Description
This course introduces you to one of the main types of Machine Learning: Unsupervised Learning. You will learn how to find insights from data sets that do not have a target or labeled variable. You will learn several clustering and dimension reduction algorithms for unsupervised learning as well as how to select the algorithm that best suits your data. The hands-on section of this course focuses on using best practices for unsupervised learning.
By the end of this course you should be able to:
Explain the kinds of problems suitable for Unsupervised Learning approaches
Explain the curse of dimensionality, and how it makes clustering difficult with many features
Describe and use common clustering and dimensionality-reduction algorithms
Try clustering points where appropriate, compare the performance of per-cluster models
Understand metrics relevant for characterizing clusters
Who should take this course?
This course targets aspiring data scientists interested in acquiring hands-on experience with Unsupervised Machine Learning techniques in a business setting.
What skills should you have?
To make the most out of this course, you should have familiarity with programming on a Python development environment, as well as fundamental understanding of Data Cleaning, Exploratory Data Analysis, Calculus, Linear Algebra, Probability, and Statistics.
What you will learn
Introduction to Unsupervised Learning and K Means
This module introduces Unsupervised Learning and its applications. One of the most common uses of Unsupervised Learning is clustering observations using k-means. In this module, you become familiar with the theory behind this algorithm, and put it in practice in a demonstration.

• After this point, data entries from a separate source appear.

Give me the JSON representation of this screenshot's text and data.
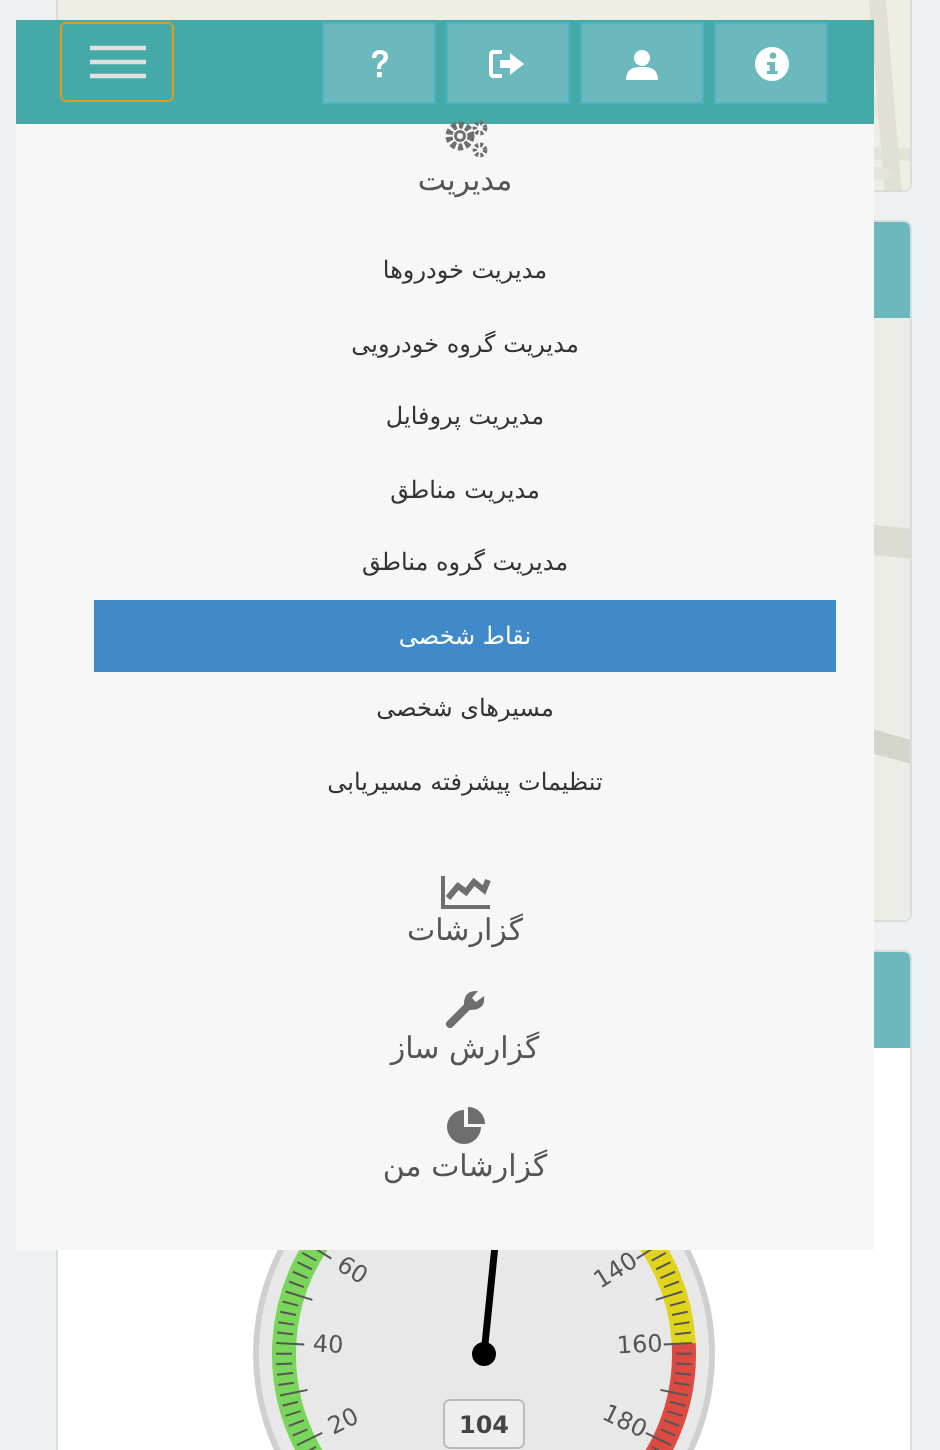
{
  "menu": {
    "sections": [
      {
        "kind": "gears",
        "title": "مدیریت",
        "items": [
          {
            "label": "مدیریت خودروها",
            "selected": false
          },
          {
            "label": "مدیریت گروه خودرویی",
            "selected": false
          },
          {
            "label": "مدیریت پروفایل",
            "selected": false
          },
          {
            "label": "مدیریت مناطق",
            "selected": false
          },
          {
            "label": "مدیریت گروه مناطق",
            "selected": false
          },
          {
            "label": "نقاط شخصی",
            "selected": true
          },
          {
            "label": "مسیرهای شخصی",
            "selected": false
          },
          {
            "label": "تنظیمات پیشرفته مسیریابی",
            "selected": false
          }
        ]
      },
      {
        "kind": "chart",
        "title": "گزارشات"
      },
      {
        "kind": "wrench",
        "title": "گزارش ساز"
      },
      {
        "kind": "pie",
        "title": "گزارشات من"
      }
    ]
  },
  "gauge": {
    "level": 0.52,
    "reading": "104",
    "tick_labels": [
      "20",
      "40",
      "60",
      "140",
      "160",
      "180"
    ]
  }
}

Distance Metrics & Computational Hurdles
Selecting a Clustering Algorithm
In this module, you become familiar with some of the computational hurdles around clustering algorithms, and how different clustering implementations try to overcome them. After a brief recapitulation of common clustering algorithms, you will learn how to compare them and select the clustering technique that best suits your data.
Dimensionality Reduction
This module introduces dimensionality reduction and Principal Component Analysis, which are powerful techniques for big data, imaging, and pre-processing data.